Start-up offers location-aware marketplace for getting stuff done
The concept is drop-dead simple but difficult to pull off. Founder Leah Busque says TaskRabbit lets folks “outsource small jobs and tasks to other people in their neighborhood” — say, if you need dry cleaning or groceries picked up, house cleaning or yard work done, Ikea furniture assembled or a wifi system set up in your home.
“We’ve seen some really funny ones,” Leah said, “like, ‘Help me write a love letter to my ex-girlfriend to help win her back.’ Or, ‘Help me prank my office mate by wrapping all of his desk items in cellophane.'”
A simple way to connect customers with a local workforce
TaskRabbit works like this:
• Sign up on the site for free.
• Post a task — what do you need done and at what price? Use the app to voice-record a description and upload photos.
• The task goes out to participants (“TaskRabbits”) based on their location. They bid on your job, you confirm the best match, he or she goes to work, and TaskRabbit gets a small cut of the price.
Well over 2,000 people have signed up to perform tasks in Boston, the San Francisco Bay Area, New York, Los Angeles, Chicago, Portland, Seattle, San Antonio and Austin, with Atlanta, Dallas and Houston on the way. The company’s vetting process includes online applications, video interviews and a background check, which greatly weeds out the flakes (my term, not hers).
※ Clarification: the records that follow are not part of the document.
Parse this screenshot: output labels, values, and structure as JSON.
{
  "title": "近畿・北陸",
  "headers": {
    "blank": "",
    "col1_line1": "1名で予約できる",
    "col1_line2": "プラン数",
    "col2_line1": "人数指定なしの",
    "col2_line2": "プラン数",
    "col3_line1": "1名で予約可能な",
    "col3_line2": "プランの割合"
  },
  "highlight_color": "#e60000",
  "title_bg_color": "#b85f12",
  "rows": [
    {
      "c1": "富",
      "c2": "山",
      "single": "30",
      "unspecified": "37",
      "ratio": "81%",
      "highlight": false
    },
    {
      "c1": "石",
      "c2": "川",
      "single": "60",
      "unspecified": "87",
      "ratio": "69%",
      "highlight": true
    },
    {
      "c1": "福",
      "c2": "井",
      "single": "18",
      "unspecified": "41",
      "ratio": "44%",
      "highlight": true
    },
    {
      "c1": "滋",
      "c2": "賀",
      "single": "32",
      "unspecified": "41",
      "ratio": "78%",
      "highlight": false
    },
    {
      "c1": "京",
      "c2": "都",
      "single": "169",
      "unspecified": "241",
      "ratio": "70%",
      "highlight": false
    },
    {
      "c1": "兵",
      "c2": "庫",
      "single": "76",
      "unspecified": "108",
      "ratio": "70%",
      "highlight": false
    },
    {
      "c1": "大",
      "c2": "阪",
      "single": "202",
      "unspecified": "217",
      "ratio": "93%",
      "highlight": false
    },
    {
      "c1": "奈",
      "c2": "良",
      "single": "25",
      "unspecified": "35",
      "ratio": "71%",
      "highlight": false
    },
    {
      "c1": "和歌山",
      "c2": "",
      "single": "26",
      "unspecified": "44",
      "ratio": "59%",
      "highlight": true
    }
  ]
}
Trust, safety and security are at the heart of the marketplace, Leah says.
Unlike online services like Angie’s List, TaskRabbit is not marketing the services of licensed electricians, plumbers and carpenters but instead is targeting regular folks — individuals in a community who can offer their free time, special skills and services.
TaskRabbit has 35 full-time staffers at its San Francisco headquarters with “city managers” across the United States, and it has $24.7 million in financial backing, TechCrunch reports.
In a phrase, TaskRabbit is about service networking rather than social networking. Check ‘em out.